Cétal owns 300,000 square feet of land on Rue Olivier in Laurier-Station. So a future collaboration between the company and Honco Steel Buildings could very well happen.
A Smooth Transition
Because the construction of the project was spread out over nearly a year, social workers took advantage of the opportunity to ensure that workers would experience a smooth transition between the old and new buildings. “We have employees with autism spectrum disorder and even a blind staff member. They were able to share their concerns with the social workers before the move. When the employees started in the new workplace, they acclimated very well because their fears had dissipated and they had heard the project discussed on many occasions.”
Jorgé Richard has worked at Cétal for 10 years. He believes that the new work environment provides many advantages. “It’s a lot bigger and we can move around more easily. Also, the work stations are better adapted and safer. Finally, the ventilation is clearly superior compared to the old plant and the humidity is better controlled,” he mentioned. He also appreciates the entertainment features inside the building, with, among other things, a foosball table and a music room. “It creates sort of an oasis of peace. These additions allow employees to forge bonds and prove that we can also have fun at work. The new plant makes our work environment twice as positive.”
Even though he felt very comfortable at his former work location, Jorgé assured us that the transition went very smoothly. “It took me a few days to get acclimated. The social workers had prepared us for the changes mentally.” Nailing boards together and assembling boxes are some of the tasks Jorgé is responsible for at work. “I like my day labourer job. My tasks are suited to my abilities. I certainly can’t drag my feet, but I can work at my own pace,” mentioned this employee who plans to work for Cétal until retirement.
Cétal employees do a lot of industrial subcontracting work. The company fabricates pallets and shipping crates, does bagging and packaging work, and builds electrical harnesses for use in the assembly of transportation, industrial washing and ventilation equipment and in industrial coffee machines.
Unique Murals Bring the Walls to Life
The artist Caroline Verville, a muralist with 15 years of experience, was tasked with bringing her artistic touch to the interior of the building. “Cétal’s CEO found my website and contacted me. After a few meetings with the board of directors, we agreed that the walls of the cafeteria and conference room should represent the Lotbinière region. Even though we had a basic theme, Cétal allowed me a good deal of freedom in terms of artistic expression. It was artistic heaven for me.”

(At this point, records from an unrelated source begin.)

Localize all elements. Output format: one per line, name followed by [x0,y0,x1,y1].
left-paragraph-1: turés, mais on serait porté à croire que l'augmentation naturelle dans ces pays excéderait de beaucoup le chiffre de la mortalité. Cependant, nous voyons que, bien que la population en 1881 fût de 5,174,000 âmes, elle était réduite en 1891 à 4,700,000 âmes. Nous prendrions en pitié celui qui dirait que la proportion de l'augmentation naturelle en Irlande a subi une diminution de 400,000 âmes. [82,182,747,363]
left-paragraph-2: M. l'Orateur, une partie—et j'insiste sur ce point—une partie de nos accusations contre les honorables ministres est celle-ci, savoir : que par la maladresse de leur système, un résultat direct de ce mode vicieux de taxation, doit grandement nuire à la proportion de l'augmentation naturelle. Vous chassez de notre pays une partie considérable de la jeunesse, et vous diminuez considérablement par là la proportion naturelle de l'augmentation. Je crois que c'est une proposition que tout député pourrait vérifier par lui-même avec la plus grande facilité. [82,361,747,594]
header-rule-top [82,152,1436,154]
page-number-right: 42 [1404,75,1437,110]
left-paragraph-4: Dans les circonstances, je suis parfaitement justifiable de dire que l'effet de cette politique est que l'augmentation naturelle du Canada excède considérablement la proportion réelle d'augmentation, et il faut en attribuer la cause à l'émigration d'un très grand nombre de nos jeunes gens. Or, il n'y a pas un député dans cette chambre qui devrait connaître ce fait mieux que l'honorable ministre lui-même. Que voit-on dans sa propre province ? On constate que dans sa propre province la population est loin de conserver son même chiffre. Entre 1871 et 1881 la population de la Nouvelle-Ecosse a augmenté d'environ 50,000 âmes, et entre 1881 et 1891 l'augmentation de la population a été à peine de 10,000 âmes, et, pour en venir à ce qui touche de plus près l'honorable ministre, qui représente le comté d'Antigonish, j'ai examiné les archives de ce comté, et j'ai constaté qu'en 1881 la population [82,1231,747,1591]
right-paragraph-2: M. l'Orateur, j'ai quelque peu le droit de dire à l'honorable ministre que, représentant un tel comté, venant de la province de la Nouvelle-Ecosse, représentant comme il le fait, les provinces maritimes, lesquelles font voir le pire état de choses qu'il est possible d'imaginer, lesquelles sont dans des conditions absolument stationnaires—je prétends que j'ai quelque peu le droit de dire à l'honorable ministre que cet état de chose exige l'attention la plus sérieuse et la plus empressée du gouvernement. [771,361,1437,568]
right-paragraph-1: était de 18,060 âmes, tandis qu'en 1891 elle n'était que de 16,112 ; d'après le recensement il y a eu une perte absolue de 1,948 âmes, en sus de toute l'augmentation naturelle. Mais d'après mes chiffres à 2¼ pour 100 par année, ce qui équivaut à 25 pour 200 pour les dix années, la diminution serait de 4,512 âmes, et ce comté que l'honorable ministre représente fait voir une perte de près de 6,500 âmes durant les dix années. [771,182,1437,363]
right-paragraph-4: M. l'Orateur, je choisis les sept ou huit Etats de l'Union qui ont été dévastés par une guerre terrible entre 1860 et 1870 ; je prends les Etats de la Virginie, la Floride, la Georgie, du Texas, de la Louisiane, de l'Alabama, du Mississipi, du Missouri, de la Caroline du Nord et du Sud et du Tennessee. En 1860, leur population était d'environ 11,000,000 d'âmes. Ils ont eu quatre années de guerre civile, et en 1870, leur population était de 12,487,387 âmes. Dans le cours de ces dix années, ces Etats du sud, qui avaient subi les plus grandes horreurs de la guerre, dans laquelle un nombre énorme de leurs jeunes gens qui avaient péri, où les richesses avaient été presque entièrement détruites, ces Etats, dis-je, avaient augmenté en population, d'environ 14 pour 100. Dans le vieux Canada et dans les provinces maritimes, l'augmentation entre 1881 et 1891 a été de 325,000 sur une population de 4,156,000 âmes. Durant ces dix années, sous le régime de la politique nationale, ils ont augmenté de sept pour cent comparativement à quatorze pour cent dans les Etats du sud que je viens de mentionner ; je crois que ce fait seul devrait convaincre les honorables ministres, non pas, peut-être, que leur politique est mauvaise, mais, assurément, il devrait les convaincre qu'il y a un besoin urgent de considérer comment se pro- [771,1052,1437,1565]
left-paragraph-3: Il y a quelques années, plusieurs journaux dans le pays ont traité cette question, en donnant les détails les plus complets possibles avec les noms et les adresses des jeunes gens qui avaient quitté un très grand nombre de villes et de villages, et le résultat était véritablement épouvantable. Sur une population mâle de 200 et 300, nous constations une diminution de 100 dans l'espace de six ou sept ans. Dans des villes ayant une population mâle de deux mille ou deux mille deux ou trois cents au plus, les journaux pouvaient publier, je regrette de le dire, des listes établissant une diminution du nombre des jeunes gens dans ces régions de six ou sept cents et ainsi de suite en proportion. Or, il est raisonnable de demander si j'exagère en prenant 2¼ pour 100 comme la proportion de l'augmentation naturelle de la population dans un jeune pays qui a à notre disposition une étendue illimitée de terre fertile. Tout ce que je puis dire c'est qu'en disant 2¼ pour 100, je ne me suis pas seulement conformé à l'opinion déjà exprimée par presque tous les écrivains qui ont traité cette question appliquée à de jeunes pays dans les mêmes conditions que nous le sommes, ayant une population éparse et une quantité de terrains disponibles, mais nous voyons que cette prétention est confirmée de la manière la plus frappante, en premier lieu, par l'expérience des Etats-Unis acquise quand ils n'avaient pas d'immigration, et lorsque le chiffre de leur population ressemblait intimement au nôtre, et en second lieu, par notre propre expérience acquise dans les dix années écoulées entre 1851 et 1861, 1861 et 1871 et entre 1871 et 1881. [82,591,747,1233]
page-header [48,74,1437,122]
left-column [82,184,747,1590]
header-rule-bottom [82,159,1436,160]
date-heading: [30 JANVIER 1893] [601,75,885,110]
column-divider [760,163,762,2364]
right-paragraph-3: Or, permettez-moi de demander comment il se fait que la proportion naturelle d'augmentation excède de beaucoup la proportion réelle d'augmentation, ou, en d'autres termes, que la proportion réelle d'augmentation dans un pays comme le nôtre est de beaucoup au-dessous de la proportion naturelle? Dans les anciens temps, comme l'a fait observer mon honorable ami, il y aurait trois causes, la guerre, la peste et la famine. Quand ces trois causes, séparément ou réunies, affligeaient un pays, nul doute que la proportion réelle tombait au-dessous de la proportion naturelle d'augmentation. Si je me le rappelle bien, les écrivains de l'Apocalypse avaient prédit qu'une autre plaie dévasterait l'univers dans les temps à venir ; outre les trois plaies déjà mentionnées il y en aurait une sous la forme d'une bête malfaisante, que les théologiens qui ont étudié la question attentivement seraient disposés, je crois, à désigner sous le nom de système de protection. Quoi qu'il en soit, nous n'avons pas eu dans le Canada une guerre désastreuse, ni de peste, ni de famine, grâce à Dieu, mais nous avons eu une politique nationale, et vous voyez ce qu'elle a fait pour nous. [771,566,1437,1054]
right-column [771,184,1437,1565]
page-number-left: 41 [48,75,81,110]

Once the mandate was clarified, Verville took several photos of different places that offered potential for the project’s creative work. “I had to find a way to bring together all the beautiful spots in the Lotbinière region. That’s why I chose the peninsula of the Joly de Lotbinière Estate to inspire me. I tried to make a connection with the outdoors. That’s how I came up with the idea of making the walls come alive with animals, plants, hot-air balloons and characters.” The artist also demonstrated the breadth of her talent with the restrooms. “Because there are people with developmental disabilities at Cétal, it was important to clearly distinguish the men’s restrooms from the women’s. The style of the building is urban and modern and I wanted to bring this dimension to the restrooms,” she said.